Great read by Microsoft expert Tom Warren.

The news that Ballmer would be retiring “within the next 12 months” was a huge surprise today. In his email to employees he said:

This is an emotional and difficult thing for me to do. I take this step in the best interests of the company I love; it is the thing outside of my family and closest friends that matters to me most. 

Ballmer is not that old, only 57. I expected he would be running Microsoft for at least another 5 years. But calling his retirement “emotional and difficult” kind of makes it sound like he was forced out. Maybe that’s just me.

But read Tom’s article, it’s a great look at what’s next for Microsoft.

Major Nelson unboxes the Xbox One

People are making a big deal over the included headset, as if there was a chance they wouldn’t include one.
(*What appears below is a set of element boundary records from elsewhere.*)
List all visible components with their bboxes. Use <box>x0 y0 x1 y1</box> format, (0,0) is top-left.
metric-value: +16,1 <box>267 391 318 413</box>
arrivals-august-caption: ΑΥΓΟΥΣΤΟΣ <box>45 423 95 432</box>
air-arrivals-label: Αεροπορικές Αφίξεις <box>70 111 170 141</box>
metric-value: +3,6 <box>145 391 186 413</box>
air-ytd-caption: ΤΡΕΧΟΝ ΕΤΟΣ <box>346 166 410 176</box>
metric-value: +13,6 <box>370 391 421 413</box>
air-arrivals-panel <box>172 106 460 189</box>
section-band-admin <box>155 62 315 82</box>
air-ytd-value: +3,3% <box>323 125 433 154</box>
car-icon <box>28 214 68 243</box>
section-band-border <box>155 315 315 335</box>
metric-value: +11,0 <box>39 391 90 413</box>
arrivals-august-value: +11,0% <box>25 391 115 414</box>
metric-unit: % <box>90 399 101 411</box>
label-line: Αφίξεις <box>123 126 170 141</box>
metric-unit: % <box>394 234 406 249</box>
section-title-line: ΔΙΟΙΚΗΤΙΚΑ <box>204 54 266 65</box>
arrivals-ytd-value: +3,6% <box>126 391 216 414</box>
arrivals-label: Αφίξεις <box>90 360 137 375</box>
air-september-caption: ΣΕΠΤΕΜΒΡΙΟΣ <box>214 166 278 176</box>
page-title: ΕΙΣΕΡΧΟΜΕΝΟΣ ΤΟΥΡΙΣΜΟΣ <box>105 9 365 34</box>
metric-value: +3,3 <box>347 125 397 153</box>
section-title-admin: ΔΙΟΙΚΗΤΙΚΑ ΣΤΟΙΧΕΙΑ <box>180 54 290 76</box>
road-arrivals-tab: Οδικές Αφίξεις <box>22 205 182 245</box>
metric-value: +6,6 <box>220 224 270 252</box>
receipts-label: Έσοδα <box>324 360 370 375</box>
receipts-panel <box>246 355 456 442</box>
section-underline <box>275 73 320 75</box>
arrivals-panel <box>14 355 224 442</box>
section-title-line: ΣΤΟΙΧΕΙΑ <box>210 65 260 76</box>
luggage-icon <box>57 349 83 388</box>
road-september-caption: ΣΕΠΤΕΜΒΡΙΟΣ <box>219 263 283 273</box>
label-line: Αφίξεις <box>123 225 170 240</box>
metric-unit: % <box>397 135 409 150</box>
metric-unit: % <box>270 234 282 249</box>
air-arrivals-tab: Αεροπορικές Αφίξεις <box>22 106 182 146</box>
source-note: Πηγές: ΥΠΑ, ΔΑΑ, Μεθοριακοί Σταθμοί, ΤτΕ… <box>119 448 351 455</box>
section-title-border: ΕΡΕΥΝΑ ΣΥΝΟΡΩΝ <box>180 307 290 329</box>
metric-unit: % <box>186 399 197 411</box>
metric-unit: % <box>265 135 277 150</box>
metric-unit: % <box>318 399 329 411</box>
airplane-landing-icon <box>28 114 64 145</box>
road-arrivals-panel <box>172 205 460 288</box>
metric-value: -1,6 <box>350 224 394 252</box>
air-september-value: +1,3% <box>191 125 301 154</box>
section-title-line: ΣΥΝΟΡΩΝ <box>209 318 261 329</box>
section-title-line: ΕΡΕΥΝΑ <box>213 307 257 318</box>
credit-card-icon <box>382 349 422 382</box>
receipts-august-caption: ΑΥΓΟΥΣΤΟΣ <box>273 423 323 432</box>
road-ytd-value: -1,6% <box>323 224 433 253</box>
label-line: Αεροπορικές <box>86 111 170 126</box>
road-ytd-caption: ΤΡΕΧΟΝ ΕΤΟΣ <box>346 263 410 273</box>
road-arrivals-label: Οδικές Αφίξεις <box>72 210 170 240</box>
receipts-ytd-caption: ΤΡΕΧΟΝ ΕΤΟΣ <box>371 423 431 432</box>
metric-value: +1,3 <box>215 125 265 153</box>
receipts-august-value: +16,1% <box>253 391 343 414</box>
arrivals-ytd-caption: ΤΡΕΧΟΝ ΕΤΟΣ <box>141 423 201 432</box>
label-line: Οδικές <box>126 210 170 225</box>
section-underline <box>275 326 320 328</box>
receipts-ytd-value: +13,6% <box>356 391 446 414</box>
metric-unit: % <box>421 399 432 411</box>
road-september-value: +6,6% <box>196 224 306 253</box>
I really never thought that was going to be the case. Community and talking is the driving force behind Xbox Live, and the bundled headset is what makes that possible. 

Microsoft to Pull Complete Reversal on Xbox One DRM Policies 

Well. This is a HUGE surprise. Patrick Klepek at Giant Bomb had the scoop before Microsoft made it official. I would link out to Microsoft’s confirmation post, but their site seems to be down. Here are the details:

  • No more always online requirement
  • The console no longer has to check in every 24 hours
  • All game discs will work on Xbox One as they do on Xbox 360
  • An Internet connection is only required when initially setting up the console
  • All downloaded games will function the same when online or offline
  • No additional restrictions on trading games or loaning discs
  • Region locks have been dropped

Insane. I am completely shocked. I don’t know what exactly pushed Microsoft in this direction, but it was probably a little bit of everything.

UPDATE: Microsoft’s official newswire is back up. You can read the official post from Don Mattrick yourself. Here’s the part that stands out to me:

We appreciate your passion, support and willingness to challenge the assumptions of digital licensing and connectivity. While we believe that the majority of people will play games online and access the cloud for both games and entertainment, we will give consumers the choice of both physical and digital content. We have listened and we have heard loud and clear from your feedback that you want the best of both worlds.